In practical terms, the plan will not mean much change for
international air travelers -- at least in normal times. It does mean
that if a passenger gets sick on a flight, when the plane lands it is
likely to be boarded by federal health officers specifically trained
to recognize exotic diseases, not just by local emergency crews.

If a global pandemic looms, though, the plan calls for the centers to
play a key role in setting up a medical firebreak that would try to
keep the disease out of the United States. The stations would help
coordinate broad programs under which thousands of air travelers might
be subject to medical evaluation, or offered medical pamphlets and
advice, before being allowed to enter the country. Federal officials
emphasized that passengers would be quarantined only if there is
strong reason to suspect they have been exposed to a serious disease,
and then only long enough to rule out that possibility or get them
into medical-isolation wards at hospitals.

"We're not going to lock you up for days," said Jennifer Morcone, a
spokeswoman for the CDC, noting the negative connotation the word
"quarantine" once carried. "The goal here is to take care of

Many of the new centers are being housed temporarily in small offices
or suites, but eventually they will include examination rooms that
will allow health officers to isolate and evaluate a few ill
passengers at a time, according to the CDC. The centers will never be
big enough to quarantine entire planeloads of people, but would play a
coordinating role if such drastic measures ever became necessary.

Washington Dulles International Airport is getting a new center, with
some staff already in place and construction underway on a small
office suite.

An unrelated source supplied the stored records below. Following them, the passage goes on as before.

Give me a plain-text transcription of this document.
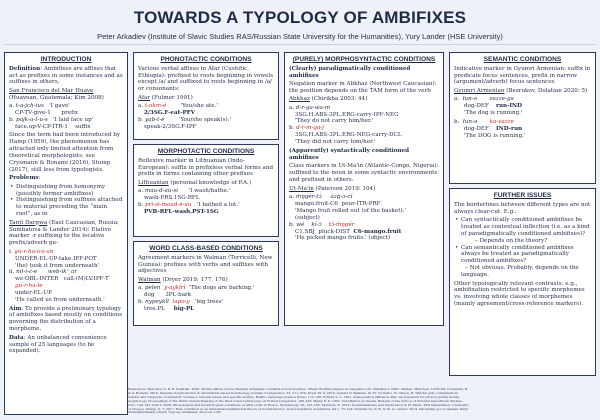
TOWARDS A TYPOLOGY OF AMBIFIXES
Peter Arkadiev (Institute of Slavic Studies RAS/Russian State University for the Humanities), Yury Lander (HSE University)
INTRODUCTION

Definition: Ambifixes are affixes that act as prefixes in some instances and as suffixes in others.

San Francisco del Mar Huave (Huavean, Guatemala; Kim 2008)

a. t-a-jch-ius 'I gave'
CP-TV-give-1 prefix
b. pajk-a-t-u-s 'I laid face up'
face.up-V-CP-ITR-1 suffix

Since the term had been introduced by Hamp (1959), the phenomenon has attracted only limited attention from theoretical morphologists, see Crysmann & Bonami (2016), Stump (2017), still less from typologists.

Problems:

• Distinguishing from homonymy (possibly former ambifixes)
• Distinguishing from suffixes attached to material preceding the “main root”, as in

Tanti Dargwa (East Caucasian, Russia; Sumbatova & Lander 2014): Elative marker -r suffixing to the locative prefix/adverb gu-

i. gu-r-ha-ics-an
UNDER-EL-UP-take.IPF-POT
'(he) took it from underneath'
ii. nil-i-c-e web-ik'_ar
we:OBL-INTER call-(M)LV.IPF-T
gu-r-ha-le
under-EL-UP
'He called us from underneath.'

Aim: To provide a preliminary typology of ambifixes based mostly on conditions governing the distribution of a morpheme.

Data: An unbalanced convenience sample of 25 languages (to be expanded).

PHONOTACTIC CONDITIONS

Various verbal affixes in Afar (Cushitic, Ethiopia): prefixed to roots beginning in vowels except /a/ and suffixed to roots beginning in /a/ or consonants:

Afar (Fulmer 1991)

a. t-okm-é	'You/she ate.'
2/3SG.F-eat-PFV
b. yab-t-é	'You/she speak(s).'
speak-2/3SG.F-IPF
MORPHOTACTIC CONDITIONS

Reflexive marker in Lithuanian (Indo-European): suffix in prefixless verbal forms and prefix in forms containing other prefixes

Lithuanian (personal knowledge of P.A.)

a. mau-d-au-si 'I wash/bathe.'
wash-PRS.1SG-RFL
b. pri-si-maud-ė-au 'I bathed a lot.'
PVB-RFL-wash.PST-1SG
WORD CLASS-BASED CONDITIONS

Agreement markers in Walman (Torricelli, New Guinea): prefixes with verbs and suffixes with adjectives

Walman (Dryer 2019: 177, 176)

a. pelen y-aykîrî 'The dogs are barking.'
dog 3PL-bark
b. nypeykîl lapo-y 'big trees'
tree.PL big-PL
(PURELY) MORPHOSYNTACTIC CONDITIONS

(Clearly) paradigmatically conditioned ambifixes

Negation marker in Abkhaz (Northwest Caucasian): the position depends on the TAM form of the verb

Abkhaz (Chirikba 2003: 44)

a. d-r-ga-wa-m
3SG.H.ABS-3PL.ERG-carry-IPF-NEG
'They do not carry him/her.'
b. d-r-m-ga-j
3SG.H.ABS-3PL.ERG-NEG-carry-DCL
'They did not carry him/her.'

(Apparently) syntactically conditioned ambifixes

Class markers in Ut-Ma'in (Atlantic-Congo, Nigeria): suffixed to the noun in some syntactic environments and prefixed in others.

Ut-Ma'in (Paterson 2019: 104)

a. m̀ŋɡér-tɔ̀ ázɡ̀-ɔ-cı́
mango.fruit-C6 pour-ITR-PRF
'Mango fruit rolled out (of the basket).'
(subject)
b. wé kí-ɔ̀ tɔ̀-m̀ŋɡér
C1.SBJ pluck-DIST C6-mango.fruit
'He picked mango fruits.' (object)
SEMANTIC CONDITIONS

Indicative marker in Gyumri Armenian: suffix in predicate focus sentences, prefix in narrow (argument/adverb) focus sentences

Gyumri Armenian (Bezrukov, Dolatian 2020: 5)

a. łun-ə vazze-ga
dog-DEF run-IND
'The dog is running.'
b. łun-ə ka-vazze
dog-DEF IND-run
'The DOG is running.'
FURTHER ISSUES

The borderlines between different types are not always clear-cut. E.g.:

• Can syntactically conditioned ambifixes be treated as contextual inflection (i.e. as a kind of paradigmatically conditioned ambifixes)?
– Depends on the theory?
• Can semantically conditioned ambifixes always be treated as paradigmatically conditioned ambifixes?
– Not obvious. Probably, depends on the language.

Other typologically relevant contrasts: e.g., ambifixation restricted to specific morphemes vs. involving whole classes of morphemes (mainly agreement/cross-reference markers).

References: Bezrukov N. & H. Dolatian. 2020. Mobile affixes across Western Armenian: Conflicts across modules. UPenn Working Papers in Linguistics 26; Chirikba V. 2003. Abkhaz. München: LINCOM; Crysmann, B. & O. Bonami. 2016. Variable morphotactics in information-based morphology. Journal of Linguistics, 52, 311–374; Dryer M. S. 2019. Gender in Walman. In: Fr. Di Garbo, B. Olsson, B. Wälchli (eds.) Grammatical Gender and Linguistic Complexity. Volume I: General issues and specific studies. Berlin: Language Science Press, 173–198; Fulmer S. L. 1991. Dual-position affixes in Afar: an argument for phonologically-driven morphology. Proceedings of the Ninth Annual Meeting of the West Coast Conference on Formal Linguistics, 189–203; Hamp E. P. 1959. Zuni-Barton pronouns. Bulletin of the School of Oriental and African Studies, 22/1, 140–141; Kim Y. 2008. Phonological and morphological conditions on affix order in Huave. Morphology, 20, 133–163; Paterson, R. 2019. Nominalizations and Predication in Ut-Ma'in. PhD Dissertation, University of Oregon; Stump, G. T. 2017. Rule conflation in an inferential-realizational theory of morphotactics. Acta Linguistica Academica, 64.1, 79–124; Sumbatova, N. R. & Ya. G. Lander. 2014. Darginskij govor selenija Tanty: Grammaticheskij ocherk. Voprosy sintaksisa. Moscow: LRC.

Other centers are opening this year at airports in
Anchorage, Boston, Detroit, El Paso, Houston, Minneapolis, Newark, San
Diego, and San Juan. Quarantine stations have existed for years in
Atlanta, Chicago, Honolulu, Los Angeles, Miami, New York, San
Francisco, and Seattle, now all those are growing.

The CDC aims to open at least seven more quarantine offices when it
can get the money, to bring the national total to 25. Cities at the
top of the priority list include Charlotte, Dallas, Denver, New
Orleans, Philadelphia, and Phoenix, but that list is not final and
other cities are under consideration.

The 50 staff members already hired more than double the CDC's presence
at the nation's airports. Leaders of most of the new and existing
stations met last week to develop operating procedures.

The plan is a response to rising fears about bioterrorism or a
potential pandemic of respiratory illness. For example, specialists
fear that a highly lethal form of influenza now circulating among
birds in Asia, if it undergoes certain genetic changes, could start
spreading rapidly among humans, potentially killing millions. In an
age of global air travel, such an illness could jump from foreign
countries to the United States within hours.

The plan is also an attempt to apply lessons from the 2003 scare over
a new disease: severe acute respiratory syndrome, or SARS. Hundreds of
thousands of people around the world, including thousands in Toronto,
were placed in quarantine and entire cities in China were cordoned off
before that ailment was controlled. It never gained a foothold in the
United States, but a few cases came in on planes, and the CDC found
itself scrambling to notify potentially exposed passengers.